Write local

An analysis of the 100 books published since 1900 that most often appeared on best-of lists found that for 61 of the 100, the book was at least partly set in a place the author lived.

Of the other 39 books, the average minimum distance between where the author once lived and where the book is set is just 73.7 miles.

This should be good news to me, even though none of my five published novels have made it on these best-of lists.

Something Missing, Memoirs of an Imaginary Friend, and Twenty-one Truths About Love are all set in the area where I have been living for the past 25 years. Almost all of the locations are real, including the homes that many of my characters inhabit.

Unexpectedly, Milo is also set in the town where I live, though it also includes a long section of road trip to a town in North Carolina.

Storyworthy: Engage, Teach, Persuade, and Change Your Life Through the Power of Storytelling is a nonfiction book, but it’s filled with stories set in many place, but most of them are towns where I once lived, including the town in which I live today.

The Perfect Comeback of Caroline Jacobs (and the upcoming The Other Mother) are both set in my hometown of Blackstone, Massachusetts, where I spent the first 18 years of my life. And that town is just 68 miles from where I’m currently living, meaning every one of my books would fit perfectly into this analysis.

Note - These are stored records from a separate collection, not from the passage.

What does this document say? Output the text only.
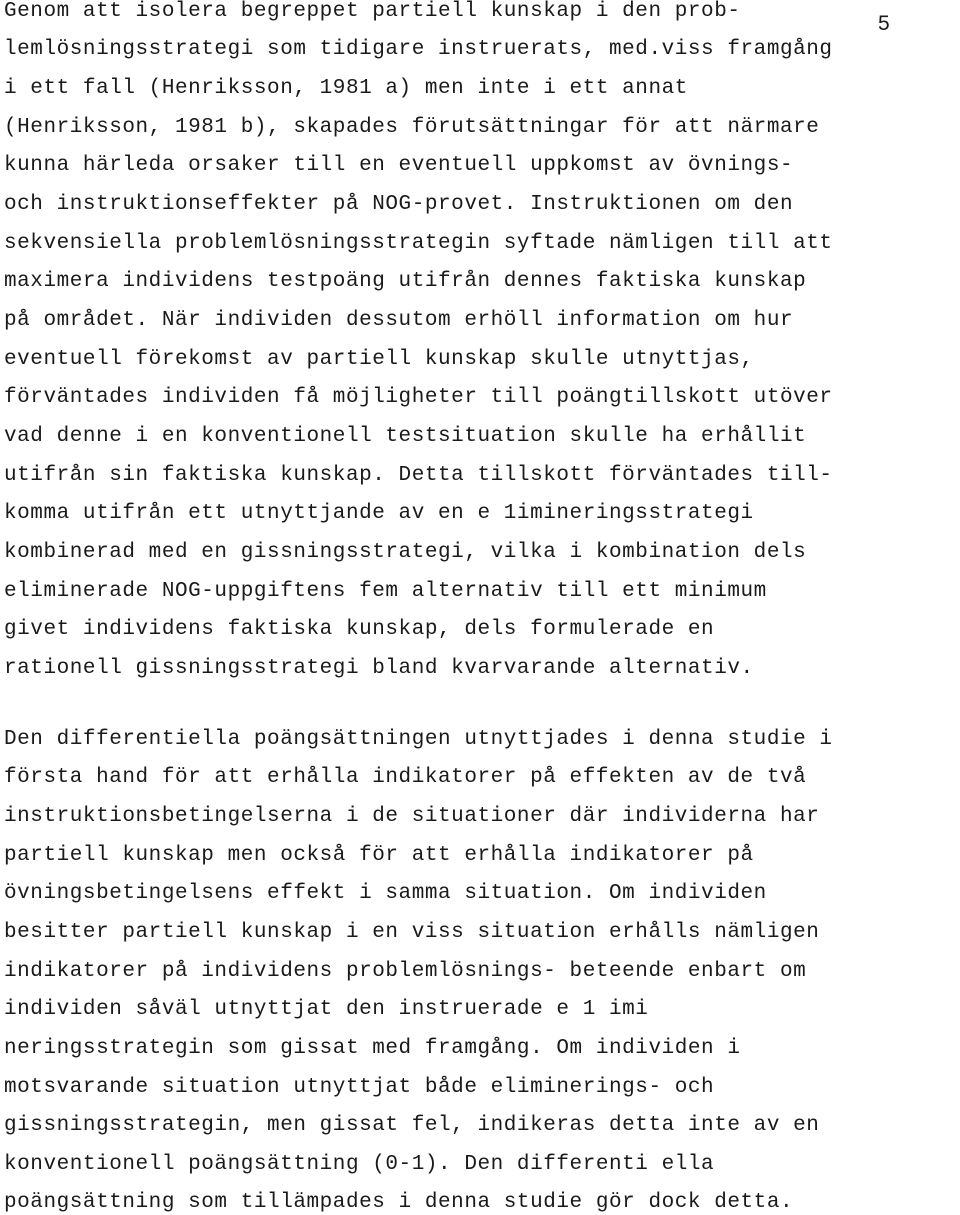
5

Genom att isolera begreppet partiell kunskap i den prob-

lemlösningsstrategi som tidigare instruerats, med.viss framgång

i ett fall (Henriksson, 1981 a) men inte i ett annat

(Henriksson, 1981 b), skapades förutsättningar för att närmare

kunna härleda orsaker till en eventuell uppkomst av övnings-

och instruktionseffekter på NOG-provet. Instruktionen om den

sekvensiella problemlösningsstrategin syftade nämligen till att

maximera individens testpoäng utifrån dennes faktiska kunskap

på området. När individen dessutom erhöll information om hur

eventuell förekomst av partiell kunskap skulle utnyttjas,

förväntades individen få möjligheter till poängtillskott utöver

vad denne i en konventionell testsituation skulle ha erhållit

utifrån sin faktiska kunskap. Detta tillskott förväntades till-

komma utifrån ett utnyttjande av en e 1imineringsstrategi

kombinerad med en gissningsstrategi, vilka i kombination dels

eliminerade NOG-uppgiftens fem alternativ till ett minimum

givet individens faktiska kunskap, dels formulerade en

rationell gissningsstrategi bland kvarvarande alternativ.

Den differentiella poängsättningen utnyttjades i denna studie i

första hand för att erhålla indikatorer på effekten av de två

instruktionsbetingelserna i de situationer där individerna har

partiell kunskap men också för att erhålla indikatorer på

övningsbetingelsens effekt i samma situation. Om individen

besitter partiell kunskap i en viss situation erhålls nämligen

indikatorer på individens problemlösnings- beteende enbart om

individen såväl utnyttjat den instruerade e 1 imi

neringsstrategin som gissat med framgång. Om individen i

motsvarande situation utnyttjat både eliminerings- och

gissningsstrategin, men gissat fel, indikeras detta inte av en

konventionell poängsättning (0-1). Den differenti ella

poängsättning som tillämpades i denna studie gör dock detta.
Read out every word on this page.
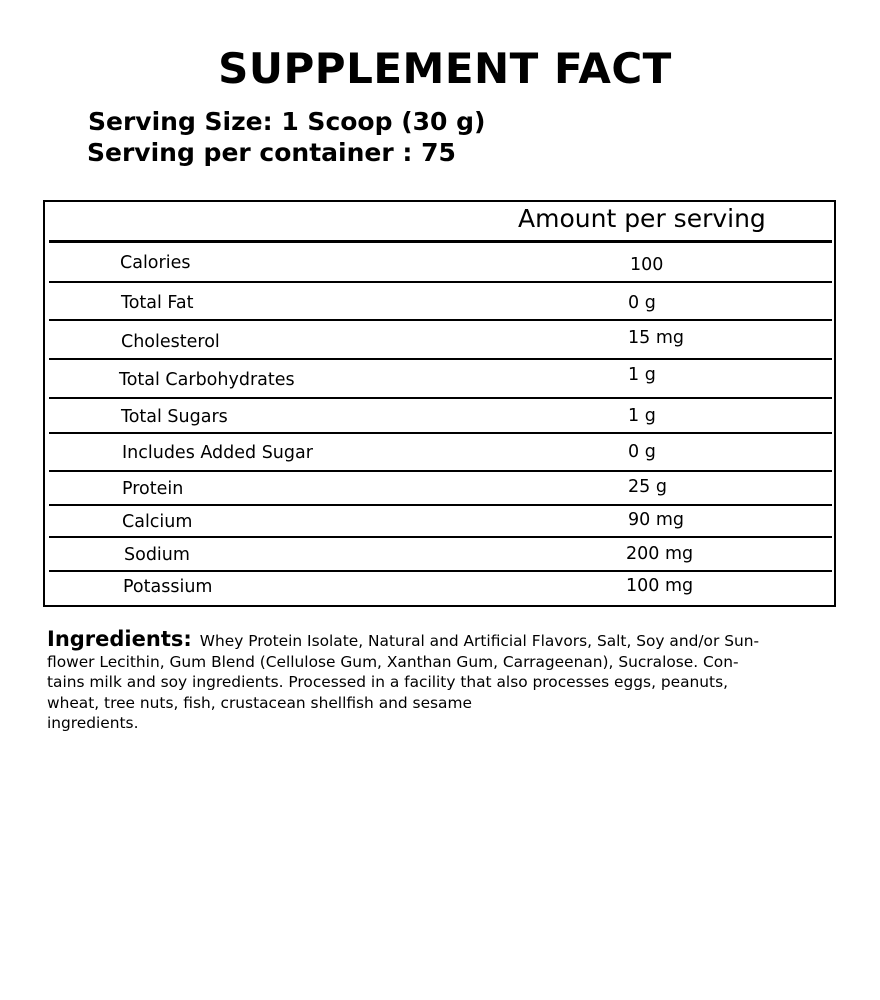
SUPPLEMENT FACT
Serving Size: 1 Scoop (30 g)
Serving per container : 75
Amount per serving
Calories	100
Total Fat	0 g
Cholesterol	15 mg
Total Carbohydrates	1 g
Total Sugars	1 g
Includes Added Sugar	0 g
Protein	25 g
Calcium	90 mg
Sodium	200 mg
Potassium	100 mg
Ingredients: Whey Protein Isolate, Natural and Artificial Flavors, Salt, Soy and/or Sun-
flower Lecithin, Gum Blend (Cellulose Gum, Xanthan Gum, Carrageenan), Sucralose. Con-
tains milk and soy ingredients. Processed in a facility that also processes eggs, peanuts,
wheat, tree nuts, fish, crustacean shellfish and sesame
ingredients.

All except for the best-of lists part.

In fact, the only book I ever wrote that was set in a fictional town was my only unpublished novel. It’s set in an invented town in Vermont.

Sadly, nobody wanted it.

This doesn’t mean that it wasn’t any good, of course. I think it’s a great story that deserved to be written and published, but unfortunately, no publisher seems to agree.

Yet.

But it’s interesting how it’s the only book that isn’t set in a town within the seemingly magical 73.7 mile limit is the one that I could not sell.